The BCD to 7-segment decoder has been implemented by combining logic gates, as shown in figure 5.

This decoder is now available in the market as an integrated circuit IC as shown in figure 6. As you see, guys, the IC has the 4 binary inputs, and all the 7 LEDs, a, b, c, d, e, f, and g, come out as an output signal that will be connected to the 7-segment display to show the numbers or digits. So now it is the time for my friends to show how PLC can perform this piece of cake job by assigning 7 inputs from its input module to the 7 outputs that will be directed or connected to the 7-segment display. So let’s go doing this mission.

## BCD to 7 segments using PLC

You can see, guys the project we are going to implement using ladder logic programming includes eight inputs and eight outputs. The requested digit can be formed by set the related inputs to high, and the outputs will be set accordingly. Then the outputs are connected to the 7 segments to display the requested digit.

### The logic of the BCD to 7 segment project

First of all, guys, look at figure 8, which depicts how we design such a system. The inputs to the 7 segments IC will be the 4 binary bits A, B, C, and D, which are coming from the PLC outputs. These 4 bits will decide the states of the 7 outputs a, b, c, d, e, f, and g, which will be forwarded to the 7-segment display to display the target digit 0 to 9.

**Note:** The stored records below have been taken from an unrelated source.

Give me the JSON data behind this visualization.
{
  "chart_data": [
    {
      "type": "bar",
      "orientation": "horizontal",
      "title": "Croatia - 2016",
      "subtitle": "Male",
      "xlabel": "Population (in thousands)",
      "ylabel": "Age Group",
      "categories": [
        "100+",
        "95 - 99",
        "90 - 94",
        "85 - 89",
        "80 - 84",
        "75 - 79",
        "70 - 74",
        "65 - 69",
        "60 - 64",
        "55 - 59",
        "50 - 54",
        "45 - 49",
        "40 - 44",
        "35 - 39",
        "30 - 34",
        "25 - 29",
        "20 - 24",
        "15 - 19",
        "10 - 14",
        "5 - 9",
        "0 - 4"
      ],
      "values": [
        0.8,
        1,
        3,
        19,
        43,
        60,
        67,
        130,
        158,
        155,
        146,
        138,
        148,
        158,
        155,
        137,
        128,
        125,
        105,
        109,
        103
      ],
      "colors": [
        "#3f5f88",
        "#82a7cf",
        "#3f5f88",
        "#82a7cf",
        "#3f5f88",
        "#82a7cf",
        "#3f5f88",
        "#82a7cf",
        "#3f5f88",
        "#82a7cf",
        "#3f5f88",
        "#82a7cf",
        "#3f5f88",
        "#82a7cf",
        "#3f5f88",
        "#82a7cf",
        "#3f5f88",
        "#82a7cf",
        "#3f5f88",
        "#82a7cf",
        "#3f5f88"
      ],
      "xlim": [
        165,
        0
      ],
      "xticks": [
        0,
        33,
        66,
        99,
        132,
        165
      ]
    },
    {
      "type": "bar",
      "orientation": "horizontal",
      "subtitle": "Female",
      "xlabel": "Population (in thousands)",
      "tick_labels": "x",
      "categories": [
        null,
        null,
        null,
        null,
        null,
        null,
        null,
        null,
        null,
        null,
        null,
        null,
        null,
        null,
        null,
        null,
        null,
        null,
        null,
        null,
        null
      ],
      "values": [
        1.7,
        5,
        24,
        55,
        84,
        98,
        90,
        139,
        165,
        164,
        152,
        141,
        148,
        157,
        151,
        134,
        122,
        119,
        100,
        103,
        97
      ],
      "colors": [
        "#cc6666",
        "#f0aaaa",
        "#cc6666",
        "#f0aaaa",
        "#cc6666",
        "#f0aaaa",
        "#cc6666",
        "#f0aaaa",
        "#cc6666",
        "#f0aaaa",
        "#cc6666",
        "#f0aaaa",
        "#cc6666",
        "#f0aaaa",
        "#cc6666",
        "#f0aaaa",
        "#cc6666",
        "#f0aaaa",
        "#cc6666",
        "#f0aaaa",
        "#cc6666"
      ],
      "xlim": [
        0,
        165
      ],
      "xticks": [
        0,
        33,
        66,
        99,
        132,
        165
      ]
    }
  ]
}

The logic is pretty simple my friends; it is straightforward because all that we need to do is to relay the inputs the user or the operator requested via the inputs switches of the PLC to the outputs of the PLC as shown in figure 9.

## The ladder logic code of the project

Figure 10 shows the rungs of the ladder program of the BCD to 7-segment converter. As you see, guys, the code is very easy. It is nothing but assigning each input to its mate of the output for the eight bits that will be forwarded to the 7 segments to form the number or the requested digit.

## Testing the BCD to 7-segment decoder by PLC

Figure 11 shows one of the tests to display digit 7. You can see, guys, that the output was 11100000, equivalent to the digit 7. That output will be forwarded as an input to the BCD to 7 segment IC. That results in setting the outputs a, b, c, d, e, f, and g and, in turn, displaying the digit 7 on the 7-segment screen.

## Testing the hexadecimal format

The project can display the hexadecimal format also, as shown in Figure 12, which shows the Hexadecimal value FF that is equivalent to 11111111 in the binary format. So all the outputs are high, as shown in the results.

Finally, I would like to thank you all for following the tutorial until the end. I hope you enjoyed the idea and went step by step to code the project and practice simulating it as usual ti boost your capability of the PLC ladder logic programming.